The attacks in Damascus show that Syrian militant groups can still strike deep inside the capital where security is tight, with scores of checkpoints that search cars and ask people for identity cards.

The claim of responsibility comes at a time when al-Qaida's branch in Syria known as the Fatah al-Sham Front is trying to market itself as the only effective force against Assad and the main defender of the country's majority Sunnis.

Fatah al-Sham is opposed to peace talks between the opposition and the government that have taken place recently in Geneva and the Kazakh capital of Astana. Fatah al-Sham as well as the Islamic State group have been excluded from a cease-fire brokered by Russia and Turkey that went into effect on Dec. 30.

Saturday's attack also wounded over a hundred, most of them Iraqis, according to Syrian and Iraqi officials. The al-Qaida-linked group said the blasts were a message to Iran — a main backer of Assad.

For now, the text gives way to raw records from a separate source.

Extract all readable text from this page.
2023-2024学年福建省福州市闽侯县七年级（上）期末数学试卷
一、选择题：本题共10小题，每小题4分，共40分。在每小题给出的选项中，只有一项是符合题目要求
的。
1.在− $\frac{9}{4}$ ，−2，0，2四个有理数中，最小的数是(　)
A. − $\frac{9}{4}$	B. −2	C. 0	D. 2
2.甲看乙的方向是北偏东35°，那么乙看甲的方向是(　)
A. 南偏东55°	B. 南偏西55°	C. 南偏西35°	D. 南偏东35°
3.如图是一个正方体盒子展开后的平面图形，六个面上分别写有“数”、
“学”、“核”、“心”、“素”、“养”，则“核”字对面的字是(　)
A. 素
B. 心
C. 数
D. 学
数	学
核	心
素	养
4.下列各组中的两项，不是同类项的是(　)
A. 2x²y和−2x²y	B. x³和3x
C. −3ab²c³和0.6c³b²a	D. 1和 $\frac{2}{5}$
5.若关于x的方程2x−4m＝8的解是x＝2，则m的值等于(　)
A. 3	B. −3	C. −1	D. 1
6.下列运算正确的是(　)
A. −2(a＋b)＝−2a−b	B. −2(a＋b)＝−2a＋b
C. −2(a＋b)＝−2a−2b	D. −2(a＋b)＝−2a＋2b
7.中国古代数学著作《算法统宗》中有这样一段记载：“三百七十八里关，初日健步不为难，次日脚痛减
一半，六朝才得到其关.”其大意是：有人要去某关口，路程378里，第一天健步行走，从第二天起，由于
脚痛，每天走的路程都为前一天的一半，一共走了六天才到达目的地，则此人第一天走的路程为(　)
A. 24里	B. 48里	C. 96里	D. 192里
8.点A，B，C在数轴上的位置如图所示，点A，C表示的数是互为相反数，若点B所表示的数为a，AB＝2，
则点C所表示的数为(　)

"Iran and its militias have, from the start of the revolution, supported the tyrannical and criminal regime and have been killing and displacing our people," the statement said. "This is a message to Iran and its militias that the right will not go wasted."

The Levant Liberation Committee is a coalition of several militant groups dominated by Fatah al-Sham.

The attacks came two weeks after members of the same group stormed two different security offices in the central city of Homs, killing and wounding scores of people, including a top Syrian security official.

In northern Syria, opposition activists said a suspected U.S.-led coalition airstrike hit a school in the village of Kasrat just south of the city of Raqqa, killing at least 17 people. The airstrike came amid an offensive by U.S.-backed Kurdish-led fighters against the Islamic State group in the northern province of Raqqa that is home to the extremists' de facto capital.

The Observatory said Sunday's early airstrike killed 19 people, including eight who fled violence in the nearby province of Aleppo. The activist group Raqqa is Being Slaughtered Silently said the airstrike killed 17.

On Thursday, at least 20 civilians, including some children, were killed in suspected U.S.-coalition airstrikes on a village east of Raqqa.

Also Sunday, two Syrian opposition figures said the Syrian armed opposition will not take part in a meeting planned and sponsored by Russia and Turkey in the Kazakh capital of Astana on Tuesday, saying the government has not been abiding by a cease-fire.

Ahmad Ramadan told The Associated Press via a text message that rebels will not go because the Syrian government and Russia are working on displacing people from the neighborhood of al-Waer, the only rebel-held area in the central city of Homs.

Rebel legal adviser and spokesman Osama Abo Zayd wrote on his Twitter account that "the crimes by the regime and Iran, and the shelling and airstrikes of Russia and its sponsoring of displacement in al-Waer has totally severed the opportunities of our participation in Astana."

The announcement came a day after Syria's armed opposition groups called for postponing the meeting in Astana, saying that violations of a Russia-backed cease-fire have persisted.